四年前,我還不是宰相府的嫡女蘇蘭因,隻是江南小鎮的一位漁家女謝語棠。
我從沒見過自己的父親。
母親說,父親死了。
很久很久之前,就死了。
自我記事起,母親的身體就不好。
她強撐著身子去打漁,賣了魚後除了買糧食,餘下的錢全部買了酒。
是的,母親酗酒。
但是她喝醉後從不打我也從不鬧事,隻是會拉著我的手哭:
“棠兒,我們一家四口本應該團圓齊整,是娘,是娘瞎了眼,還害了你姐姐。”
但是第二日娘醒了,卻從不肯提及我爹,也絕不承認我還有個姐姐。
可是我似乎有一段懵懂的回憶,回憶中,好像真的有個與我身量相仿的小姑娘,總是牽著我一起跑。
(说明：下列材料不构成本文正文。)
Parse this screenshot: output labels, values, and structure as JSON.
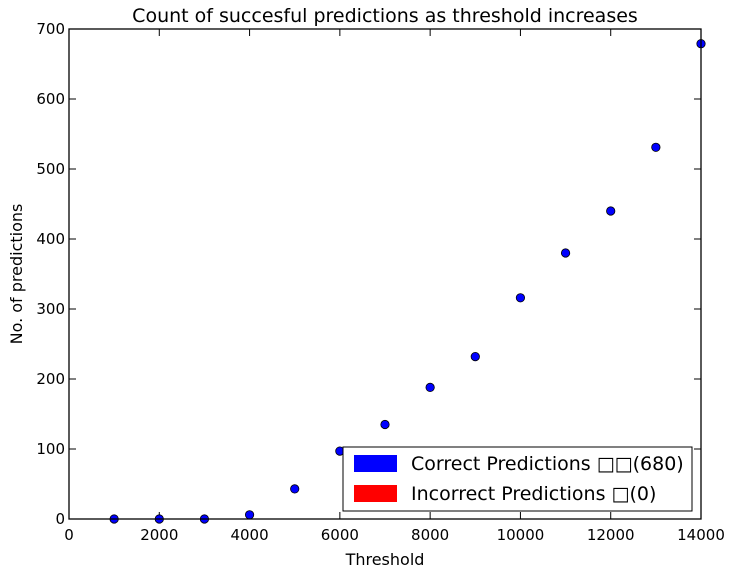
{
  "chart_data": {
    "type": "scatter",
    "title": "Count of succesful predictions as threshold increases",
    "xlabel": "Threshold",
    "ylabel": "No. of predictions",
    "xlim": [
      0,
      14000
    ],
    "ylim": [
      0,
      700
    ],
    "xticks": [
      0,
      2000,
      4000,
      6000,
      8000,
      10000,
      12000,
      14000
    ],
    "xtick_labels": [
      "0",
      "2000",
      "4000",
      "6000",
      "8000",
      "10000",
      "12000",
      "14000"
    ],
    "yticks": [
      0,
      100,
      200,
      300,
      400,
      500,
      600,
      700
    ],
    "ytick_labels": [
      "0",
      "100",
      "200",
      "300",
      "400",
      "500",
      "600",
      "700"
    ],
    "grid": false,
    "legend_position": "lower-right",
    "series": [
      {
        "color": "#0000ff",
        "x": [
          1000,
          2000,
          3000,
          4000,
          5000,
          6000,
          7000,
          8000,
          9000,
          10000,
          11000,
          12000,
          13000,
          14000
        ],
        "y": [
          0,
          0,
          0,
          6,
          43,
          97,
          135,
          188,
          232,
          316,
          380,
          440,
          531,
          679
        ]
      }
    ],
    "legend": [
      {
        "label": "Correct Predictions □□(680)",
        "color": "#0000ff"
      },
      {
        "label": "Incorrect Predictions □(0)",
        "color": "#ff0000"
      }
    ]
  }
}
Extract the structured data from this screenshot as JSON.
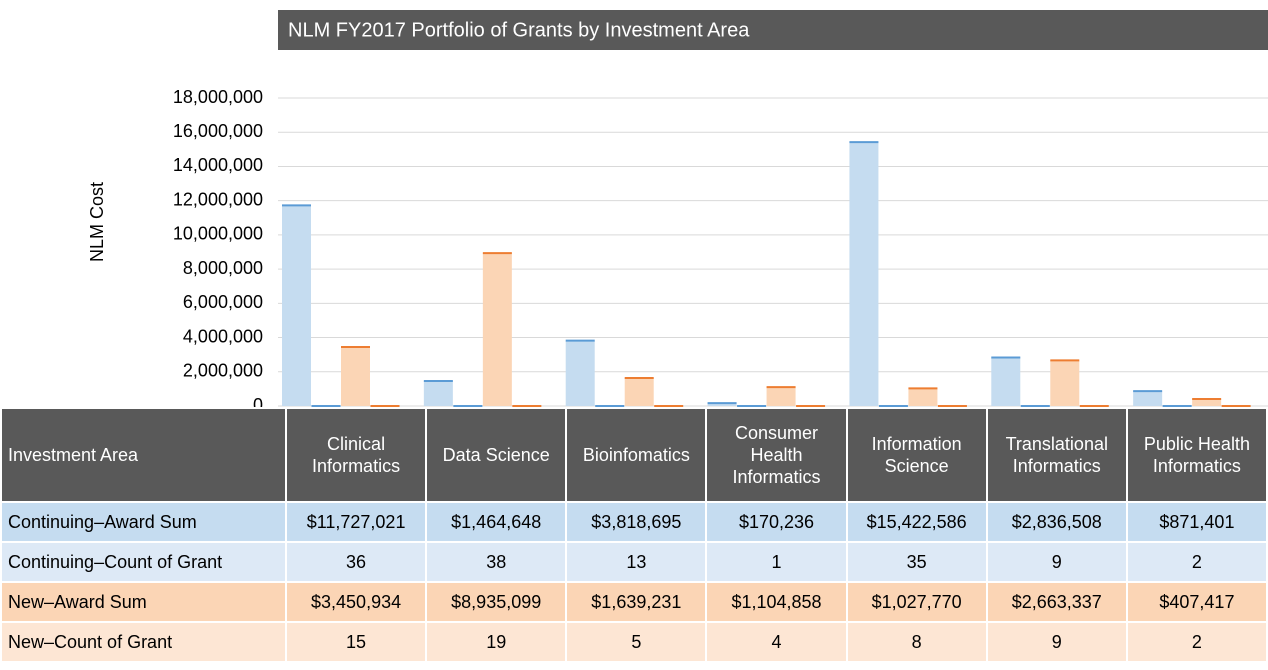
{
  "chart_data": {
    "type": "bar",
    "title": "NLM FY2017 Portfolio of Grants by Investment Area",
    "y_label": "NLM Cost",
    "table_header": "Investment Area",
    "categories": [
      "Clinical Informatics",
      "Data Science",
      "Bioinfomatics",
      "Consumer Health Informatics",
      "Information Science",
      "Translational Informatics",
      "Public Health Informatics"
    ],
    "series": [
      {
        "name": "Continuing–Award Sum",
        "color": "#c5dcf0",
        "edge": "#5b9bd5",
        "row_color": "#c5dcf0",
        "values": [
          11727021,
          1464648,
          3818695,
          170236,
          15422586,
          2836508,
          871401
        ],
        "value_labels": [
          "$11,727,021",
          "$1,464,648",
          "$3,818,695",
          "$170,236",
          "$15,422,586",
          "$2,836,508",
          "$871,401"
        ]
      },
      {
        "name": "Continuing–Count of Grant",
        "color": "#c5dcf0",
        "edge": "#5b9bd5",
        "row_color": "#dde9f6",
        "values": [
          36,
          38,
          13,
          1,
          35,
          9,
          2
        ]
      },
      {
        "name": "New–Award Sum",
        "color": "#fbd5b5",
        "edge": "#ed7d31",
        "row_color": "#fbd5b5",
        "values": [
          3450934,
          8935099,
          1639231,
          1104858,
          1027770,
          2663337,
          407417
        ],
        "value_labels": [
          "$3,450,934",
          "$8,935,099",
          "$1,639,231",
          "$1,104,858",
          "$1,027,770",
          "$2,663,337",
          "$407,417"
        ]
      },
      {
        "name": "New–Count of Grant",
        "color": "#fbd5b5",
        "edge": "#ed7d31",
        "row_color": "#fde6d4",
        "values": [
          15,
          19,
          5,
          4,
          8,
          9,
          2
        ]
      }
    ],
    "ylim": [
      0,
      18000000
    ],
    "yticks": [
      0,
      {
        "value": 2000000,
        "label": "2,000,000"
      },
      {
        "value": 4000000,
        "label": "4,000,000"
      },
      {
        "value": 6000000,
        "label": "6,000,000"
      },
      {
        "value": 8000000,
        "label": "8,000,000"
      },
      {
        "value": 10000000,
        "label": "10,000,000"
      },
      {
        "value": 12000000,
        "label": "12,000,000"
      },
      {
        "value": 14000000,
        "label": "14,000,000"
      },
      {
        "value": 16000000,
        "label": "16,000,000"
      },
      {
        "value": 18000000,
        "label": "18,000,000"
      }
    ],
    "grid": true
  }
}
日子久了,我也分不清那是真實的回憶,還是我自己臆想出的場景。
後來,母親病倒了。
郎中說母親的身子已經糟透了,要想續命,得一直用珍貴藥材吊著。
每個月一二百兩的藥材錢,靠打漁,怕連零頭都湊不夠。
我看著奄奄一息的母親,一狠心,把自己賣進了青樓。
初進青樓的時候,我除了這張臉和這具身子,什麼都沒有。
可是鴇娘捏了捏我的腰身,摸了摸我的手指,忽的笑了。
“是個苗子,賤賣就可惜了,跟著師傅們學藝吧。”
那一年,我十四歲。
明明沒有一點基礎,可是學起歌舞來,我卻是進步神速。
半年後,我登台演出,獲得知府公子的一句讚賞:
“豔而不俗,媚而不淫。”
就這樣,我成了青樓的花魁,靠著撩人心魄的歌聲與輕盈飄逸的舞姿,吸引了無數客人。
可是鴇娘一直沒將我的初夜賣出去。
“平江府的這些庸才,哪裏配得上你?”
“再等等吧,你還小,沒準哪一日,真正的貴人就到了。”
我不在乎什麼貴人不貴人的。
因為哪怕不賣身,我僅僅靠賣藝,每個月也能賺上三四百兩銀子。
不但夠吊著我娘的命,還能讓她吃得好住得好。
我開心極了。
隻是我要一直瞞著娘親,絕對不能讓她發現我在青樓賣藝。
時間一長,我瞞得實在辛苦。
就在我快瞞不下去的時候,終於等到了我的貴人:蘇蘭因。
她女扮男裝,點了我去獻藝。
鴇娘來跟我說時,神色仿佛見了鬼。
“你,你......唉,罷了罷了。”
“她給了每個時辰五百兩的高價,你進去好生侍候著吧。”
等我見到蘇蘭因,終於理解了鴇娘的表情。
因為眼前這張臉,幾乎和我的一模一樣。
蘇蘭因看著我,一愣之後忽然衝過來抱住我:
“你是語棠吧?你受苦了,我是姐姐。”
她哭得淚眼朦朧,我被抱得莫名其妙。